First, the study supports prior recommendations to look at vulnerability as situational, rather then group-based, as is typically used by IRBs in the United States and internationally [3, 4]. At a practical level, we hope that AACTG, PACTG, and HPTN researchers could use the conceptual framework as a guide to identify areas of vulnerability within their respective clinical trial populations, and implement appropriate protections to their informed consent process and/or recruitment procedures. Furthermore, we believe that the factors comprising the conceptual framework are not necessarily distinct to HIV/AIDS and may broaden the conceptual framework’s potential to understanding vulnerable populations for other diseases or conditions, or that are distinct to minority groups (e.g., being undocumented). At an institutional level, we hope that local IRBs could use this conceptual framework to expand their thinking about what makes subjects vulnerable in HIV/AIDS clinical trials, and to consider innovative and alternative ways in which researchers could implement additional protections for clinical trial participants with one or more vulnerabilities.

Second, understanding the concerns among HIV researchers on why pregnant women, prisoners, and children should not be considered vulnerable for all types of clinical research strengthens the argument to examine vulnerability as situational. At an institutional level, we hope that these findings could encourage local IRBs to think of these three vulnerable populations more on a case-by-case basis, particularly in situations where clinical trial participants who represent these vulnerable populations stand to benefit from the results of the research.

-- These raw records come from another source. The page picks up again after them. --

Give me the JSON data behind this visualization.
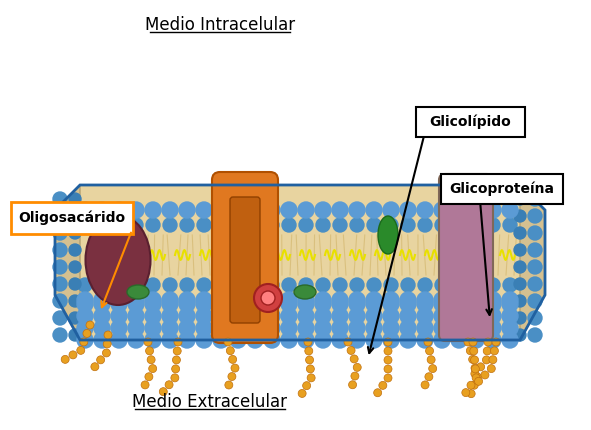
{
  "title_top": "Medio Extracelular",
  "title_bottom": "Medio Intracelular",
  "label_glycolipid": "Glicolípido",
  "label_glycoprotein": "Glicoproteína",
  "label_oligosaccharide": "Oligosacárido",
  "bg_color": "#ffffff",
  "membrane_color": "#6aaee8",
  "phospholipid_head_color": "#5b9bd5",
  "tail_color": "#d4a96a",
  "protein_orange_color": "#e07820",
  "protein_purple_color": "#9b5c8f",
  "protein_darkred_color": "#7a3040",
  "protein_green_color": "#3a8a3a",
  "sugar_color": "#e8a020",
  "label_box_color": "#ff8c00",
  "annotation_box_color": "#000000",
  "fig_width": 5.91,
  "fig_height": 4.3,
  "dpi": 100
}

This study has two main limitations. For the investigator/study coordinator sample, the response rate of 42% at the site level was low even though all 65 sites (31 AACTG, 18 PACTG, 16 HPTN) were asked to participate. Given that we were unsuccessful in interviewing PIs, other investigators, or study coordinators from 38 of the sites, our conceptual framework may be missing other important factors that contribute to vulnerability in clinical research. This is particularly true for PACTG that may have other vulnerable population indicators more relevant when conducting clinical trials with children (and adolescents). Second, the conceptual framework for vulnerable populations in HIV/AIDS clinical trials is missing the perspectives coming from HIV/AIDS clinical trial enrollees with respect to how they consider themselves vulnerable. Future research may be useful to better explore vulnerability in clinical research from the enrollees’ perspective.

In conclusion, the debate over vulnerable populations usually happens among bioethics scholars with little or no input from biomedical researchers about what they think, including if they agree with the current definitions, and their concerns with IRB regulations associated with vulnerable populations. The conceptual framework for understanding vulnerable populations in HIV/AIDS clinical trials was developed in this study from the perspectives of HIV/AIDS researchers to help us move beyond the broad categories of “economically,” “educationally,” or “decisionally” impaired, or the narrowly focused vulnerable categories of pregnant women, prisoners, and children for which there are special protections in 45 CFR 46. Indeed, the conceptual framework illustrates other plausible relationships of vulnerability, and this study’s participants also identified interventions to address certain types of vulnerability, to which IRBs should pay greater attention. Future work on understanding vulnerable populations could expand the conceptual framework to include vulnerable population indicators for other diseases or conditions, and the conceptual framework could be used as a guide to develop interventions that address situational vulnerability in clinical research.